Я схватилась за ручку двери… дверь не шевельнулась. Толкнула еще и еще – замок едва слышно лязгнул. Меня попросту заперли.

Я отступила, и посмотрела на дверь укоризненно – будто та могла усовеститься и открыться. Вот как так можно? А если мне не помыться надо, а… Я круто повернулась на каблуке и ринулась к кровати. Рухнула на колени, торопливо перебирая свисающие «хвосты» простыни, и заглянула под кровать. Плюхнулась на давно немытый пол и простонародно хрюкнула от смеха. Под кроватью ничего не было! Леди, конечно, положено делать вид, что она не испытывает низменных физиологических потребностей… но похоже, в доме брата думают, что я настолько леди… что и впрямь их не испытываю!

Я подошла к распахнутому окну и на миг замерла, рассматривая сплошную россыпь крупных, мохнатых звезд на черном бархатистом небе. Как же их много, совсем не то что в столице! И воздух пахнет йодом и ночными цветами, цикады стрекочут… Хорошо! Я еще раз вдохнула полной грудью и перегнулась через подоконник, прислушиваясь к отдаленному гулу голосов. Наверняка меня обсуждают. Избаловались они тут, привыкли к леди. Иначе не стали бы запирать дверь при открытых окнах всего-то на втором этаже.

Я вернулась к кровати, вытащила наверх выглядящие посвежее нижние простыни, стянула чулки и туфли, и рухнула на кровать. Комковатый матрас был не многим лучше пола в багажном отделении, но часик придется подождать, пока обитатели дома хотя бы разбредутся по комнатам. Будем надеяться, что свалявшиеся до плотности булыжника комки не дадут мне уснуть.

Я еще поерзала, пытаясь пристроить многострадальную себя на этом пыточном ложе, поняла, что безнадежно – если отползти от твердого и бугристого, как кулак, комка под спиной, сразу несколько упрутся в плечи и бедра. Зато никто не допрашивает, не надо драться, бежать, ехать, мчаться… Самое время подумать.

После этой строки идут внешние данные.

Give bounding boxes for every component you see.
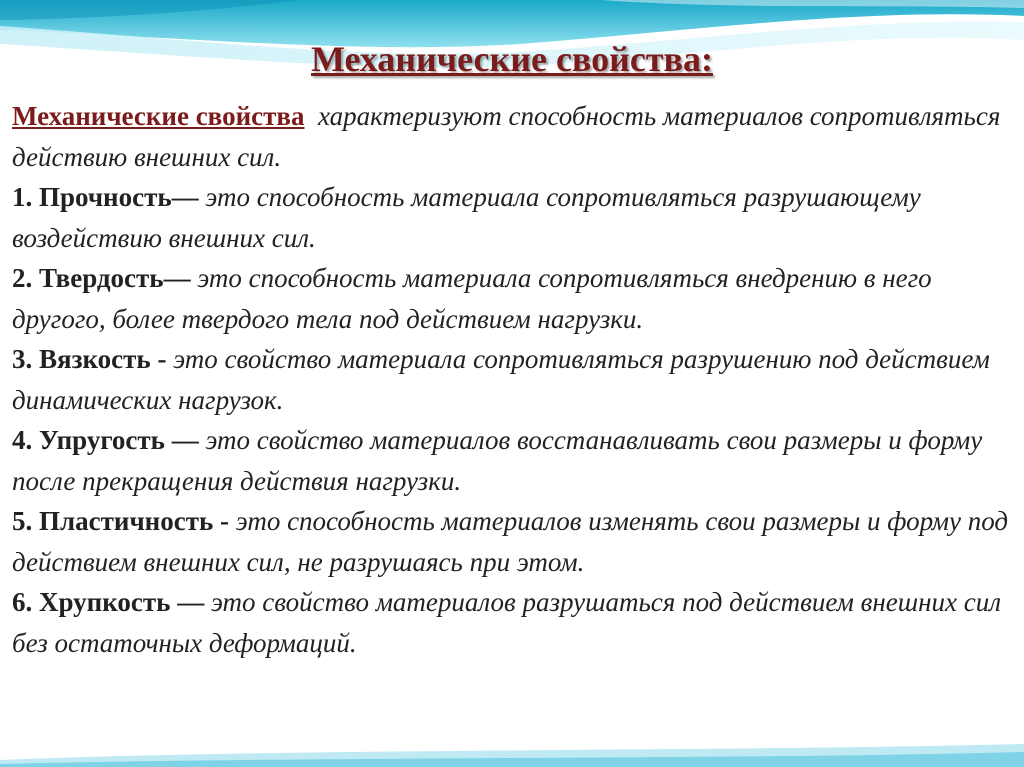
intro-term: Механические свойства	[12, 101, 305, 131]
property-number: 6.	[12, 587, 33, 617]
property-separator: —	[177, 587, 205, 617]
property-number: 2.	[12, 263, 33, 293]
property-number: 4.	[12, 425, 33, 455]
property-description: это способность материала сопротивляться внедрению в него другого, более твердого тела под действием нагрузки.	[12, 263, 932, 334]
property-item	[12, 177, 1012, 258]
property-description: это свойство материалов восстанавливать свои размеры и форму после прекращения действия нагрузки.	[12, 425, 983, 496]
property-separator: -	[157, 344, 167, 374]
property-description: это способность материала сопротивляться разрушающему воздействию внешних сил.	[12, 182, 921, 253]
property-term: Пластичность	[39, 506, 214, 536]
slide-body	[12, 96, 1012, 663]
property-item	[12, 501, 1012, 582]
property-term: Вязкость	[39, 344, 151, 374]
property-description: это свойство материала сопротивляться разрушению под действием динамических нагрузок.	[12, 344, 990, 415]
property-number: 1.	[12, 182, 33, 212]
property-item	[12, 339, 1012, 420]
slide-title: Механические свойства:	[311, 39, 713, 79]
property-term: Прочность	[39, 182, 172, 212]
property-separator: —	[171, 425, 199, 455]
property-separator: -	[220, 506, 230, 536]
property-term: Твердость	[39, 263, 164, 293]
property-item	[12, 582, 1012, 663]
property-description: это способность материалов изменять свои размеры и форму под действием внешних сил, не разрушаясь при этом.	[12, 506, 1009, 577]
property-item	[12, 258, 1012, 339]
property-description: это свойство материалов разрушаться под действием внешних сил без остаточных деформаций.	[12, 587, 1001, 658]
property-separator: —	[171, 182, 199, 212]
property-number: 3.	[12, 344, 33, 374]
intro-description: характеризуют способность материалов сопротивляться действию внешних сил.	[12, 101, 1001, 172]
property-separator: —	[163, 263, 191, 293]
property-term: Упругость	[39, 425, 165, 455]
property-number: 5.	[12, 506, 33, 536]
intro-paragraph	[12, 96, 1012, 177]
property-term: Хрупкость	[39, 587, 171, 617]
property-item	[12, 420, 1012, 501]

Итак, что мы имеем? Пятнадцать лет братец жил, нимало не интересуясь, где обретается вторая представительница нашего маленького рода. Что я жива, он знал – по родовому алтарю такое сразу становится понятно. Еще одно преимущество аристократии: алтарная кровь дает не только магию, но еще и выносливость, большую, чем у любого простолюдина. А сам алтарь – возможность выжить там, где неизбежно умрут другие. В войну через алтари даже смертельно раненных вытаскивали. Если в полевом госпитале очередной полутруп вдруг начинает оживать, значит, где-то в родовом особняке родичи к алтарю сбежались и родной кровью поливают. И один раз… да, один раз и Тристан сделал это для меня. Я помню тот неожиданный, резкий прилив сил, когда перед уже затянутыми пеленой глазами мир словно вспыхнул, став ясным и отчетливым, а в жилы хлынуло тепло. Если бы не это, я бы тогда не выжила. Если бы не это, я бы сюда не поехала. Вру. Поехала бы… Ладно… Оставим сентиментальщину… Крови Тристан в тот раз не пожалел, жизнь мне спас, но больше мной не интересовался – когда через год после войны я подыхала на больничной койке от воспаления легких, никакого особого прилива сил так и не случилось. С постоянным недоеданием, не проходящей усталостью, и нехваткой лекарств мне бы кровная помощь ох как пригодилась. Так, и это оставим, вернемся к делу… Не интересовался, не интересовался, и вдруг так заинтересовался, что О’Тул, бессменный поверенный рода еще со времен прадедули де Молино, принялся разыскивать меня не просто по всей империи, а даже до Матильды во Франконии добрался. Нашел, вломился в особняк члена Имперского совета и… наврал, что Тристан умирает. Лишь бы затащить меня сюда.